No defrauda Pedro Sánchez como propagandista del triunfalismo, ni ceja en su empeño de transmitir a la sociedad española una confianza política y económica que cada vez encaja con mayor dificultad en la realidad que trata de distorsionar y encubrir con su discurso.

Antes de despedir el año, y fiel a su costumbre, el presidente del Gobierno compareció ayer para hacer balance de una gestión que no admite críticas o reproches, sino aplausos unánimes. Desde el mismo título del mitin presidencial, ‘Cumplimos’, a la selección de los periodistas que fueron agraciados en el turno de preguntas de la rueda de prensa, marcados por el sesgo ideológico de sus medios, fieles a la doctrina de La Moncloa, todo en la comparencia de ayer fue una magna representación de un fraude sostenido sobre las promesas y la perversión de cualquier previsión medianamente fiable.

Pedro Sánchez alardea de cumplir, pero no con España, sino respecto al programa contrarreformista y de ingeniería social -superado por los tiempos y más aún por la crisis derivada del Covid-19- que hace ahora dos años selló con Unidas Podemos.

La humildad y la autocrítica, imprescindibles en un Ejecutivo medianamente preocupado por las tensiones económicas que sufre España, dan paso al optimismo, de naturaleza patológica en quien no asume su responsabilidad directa en la profundidad y el recorrido del desastre provocado por la pandemia.

Sánchez augura que «2022 va a ser mejor que 2021» porque lo contrario resulta impensable; garantiza la estabilidad que España necesita sin reconocer que el futuro de la nación depende de las demandas de sus socios de legislatura, articulados por su proyecto antisistema; se felicita de haber sacado adelante unos presupuestos que transmiten confianza, cuando de forma premeditada han sido redactados en función de un cuadro macroeconómico que ni siquiera en el mejor de los casos se va a cumplir; proclama una paz social que solo se puede entender a partir de la complicidad de los sindicatos, silentes ante el repunte de la inflación o el desamparo al que conduce el paro; presume de liderar «un proceso de modernización intenso y estructural» que solo ha servido para impulsar su proyecto ideológico sobre cualquier contingencia; proclama que no hay ministros de uno u otro partido, cuando tolera que Unidas Podemos ejecute sus propias crisis ministeriales, y anuncia que agotará la legislatura, a sabiendas de que esta depende de la hostilidad de sus socios de Gobierno y legislatura, cuyos continuos chantajes, sin otro rehén que el conjunto de la nación, prefiere ignorar.

España no va bien, y Pedro Sánchez lo sabe.

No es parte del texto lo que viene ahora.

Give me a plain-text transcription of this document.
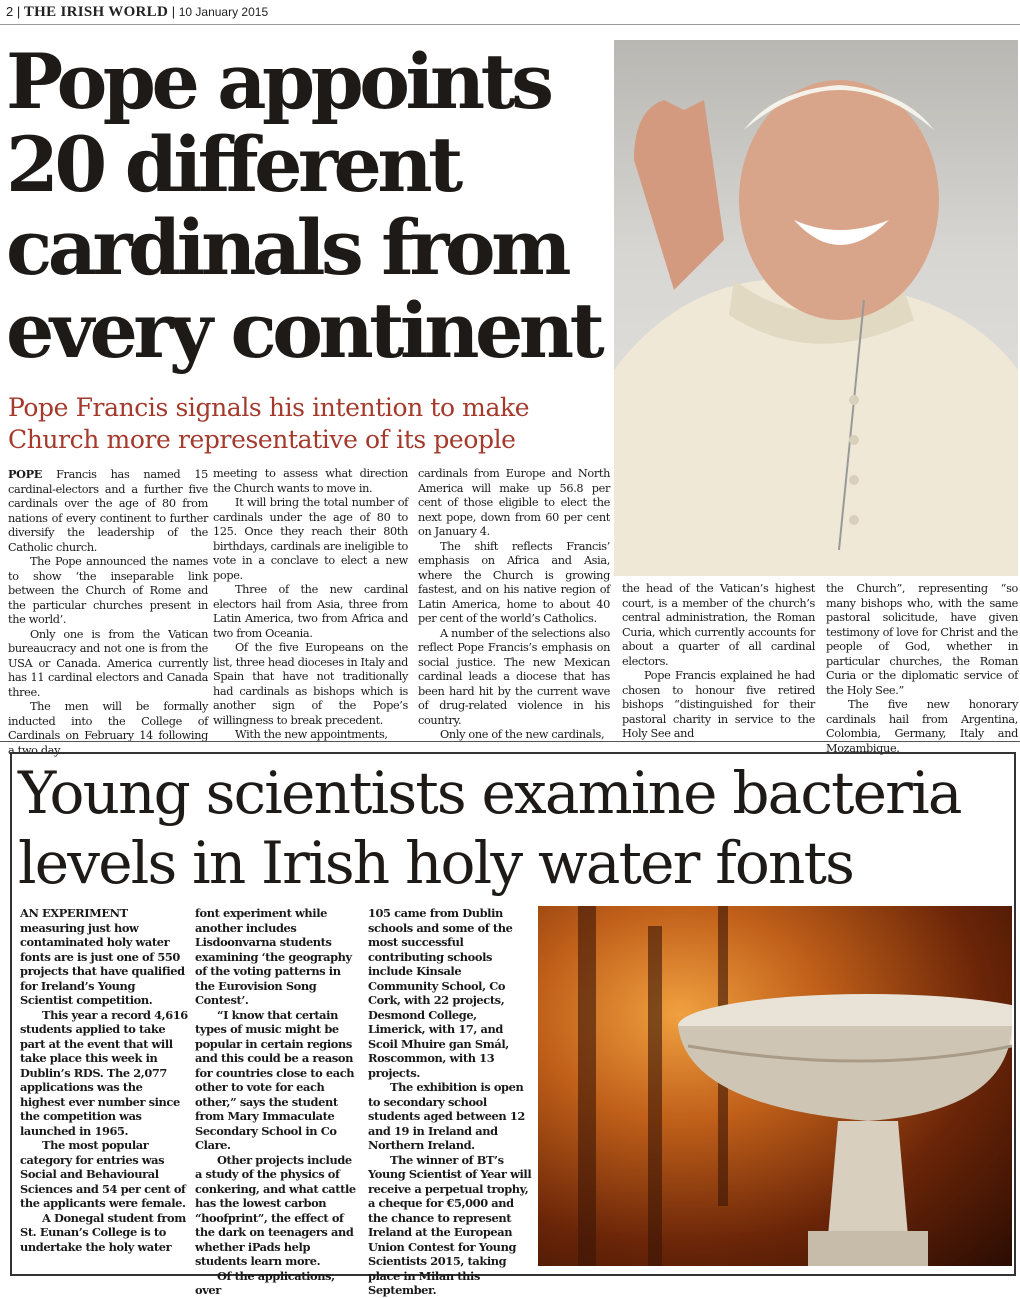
2 | THE IRISH WORLD | 10 January 2015
Pope appoints
20 different
cardinals from
every continent
Pope Francis signals his intention to make Church more representative of its people

POPE Francis has named 15 cardinal-electors and a further five cardinals over the age of 80 from nations of every continent to further diversify the leadership of the Catholic church.

The Pope announced the names to show ‘the inseparable link between the Church of Rome and the particular churches present in the world’.

Only one is from the Vatican bureaucracy and not one is from the USA or Canada. America currently has 11 cardinal electors and Canada three.

The men will be formally inducted into the College of Cardinals on February 14 following a two day

meeting to assess what direction the Church wants to move in.

It will bring the total number of cardinals under the age of 80 to 125. Once they reach their 80th birthdays, cardinals are ineligible to vote in a conclave to elect a new pope.

Three of the new cardinal electors hail from Asia, three from Latin America, two from Africa and two from Oceania.

Of the five Europeans on the list, three head dioceses in Italy and Spain that have not traditionally had cardinals as bishops which is another sign of the Pope’s willingness to break precedent.

With the new appointments,

cardinals from Europe and North America will make up 56.8 per cent of those eligible to elect the next pope, down from 60 per cent on January 4.

The shift reflects Francis’ emphasis on Africa and Asia, where the Church is growing fastest, and on his native region of Latin America, home to about 40 per cent of the world’s Catholics.

A number of the selections also reflect Pope Francis’s emphasis on social justice. The new Mexican cardinal leads a diocese that has been hard hit by the current wave of drug-related violence in his country.

Only one of the new cardinals,

the head of the Vatican’s highest court, is a member of the church’s central administration, the Roman Curia, which currently accounts for about a quarter of all cardinal electors.

Pope Francis explained he had chosen to honour five retired bishops “distinguished for their pastoral charity in service to the Holy See and

the Church”, representing “so many bishops who, with the same pastoral solicitude, have given testimony of love for Christ and the people of God, whether in particular churches, the Roman Curia or the diplomatic service of the Holy See.”

The five new honorary cardinals hail from Argentina, Colombia, Germany, Italy and Mozambique.

Young scientists examine bacteria
levels in Irish holy water fonts

AN EXPERIMENT measuring just how contaminated holy water fonts are is just one of 550 projects that have qualified for Ireland’s Young Scientist competition.

This year a record 4,616 students applied to take part at the event that will take place this week in Dublin’s RDS. The 2,077 applications was the highest ever number since the competition was launched in 1965.

The most popular category for entries was Social and Behavioural Sciences and 54 per cent of the applicants were female.

A Donegal student from St. Eunan’s College is to undertake the holy water

font experiment while another includes Lisdoonvarna students examining ‘the geography of the voting patterns in the Eurovision Song Contest’.

“I know that certain types of music might be popular in certain regions and this could be a reason for countries close to each other to vote for each other,” says the student from Mary Immaculate Secondary School in Co Clare.

Other projects include a study of the physics of conkering, and what cattle has the lowest carbon “hoofprint”, the effect of the dark on teenagers and whether iPads help students learn more.

Of the applications, over

105 came from Dublin schools and some of the most successful contributing schools include Kinsale Community School, Co Cork, with 22 projects, Desmond College, Limerick, with 17, and Scoil Mhuire gan Smál, Roscommon, with 13 projects.

The exhibition is open to secondary school students aged between 12 and 19 in Ireland and Northern Ireland.

The winner of BT’s Young Scientist of Year will receive a perpetual trophy, a cheque for €5,000 and the chance to represent Ireland at the European Union Contest for Young Scientists 2015, taking place in Milan this September.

También la sociedad española, cuya responsabilidad ha sido modélica frente a los excesos inconstitucionales del Ejecutivo, su inacción frente a la pandemia -ahora combatida desde el «equilibrio entre salud y economía», por el que cargó durante meses contra Isabel Díaz Ayuso- y el grave deterioro económico.

El Gobierno, capaz de invertir medio millón de euros en una campaña de creatividad dirigida a pymes y autónomos para «infundir optimismo y trasladar la imagen mental de lo que España puede llegar a ser», lo fía todo a la propaganda.

Ese es su verdadero balance, tan gráfico como el de la subida de la electricidad que Sánchez, preso de sus incumplimientos, manipula sin pudor. No estamos, sin embargo, al comienzo de una legislatura esperanzadora, sino en el desenlace de una trama diseñada como un castillo de naipes, insostenible sobre el artificio y el ilusionismo.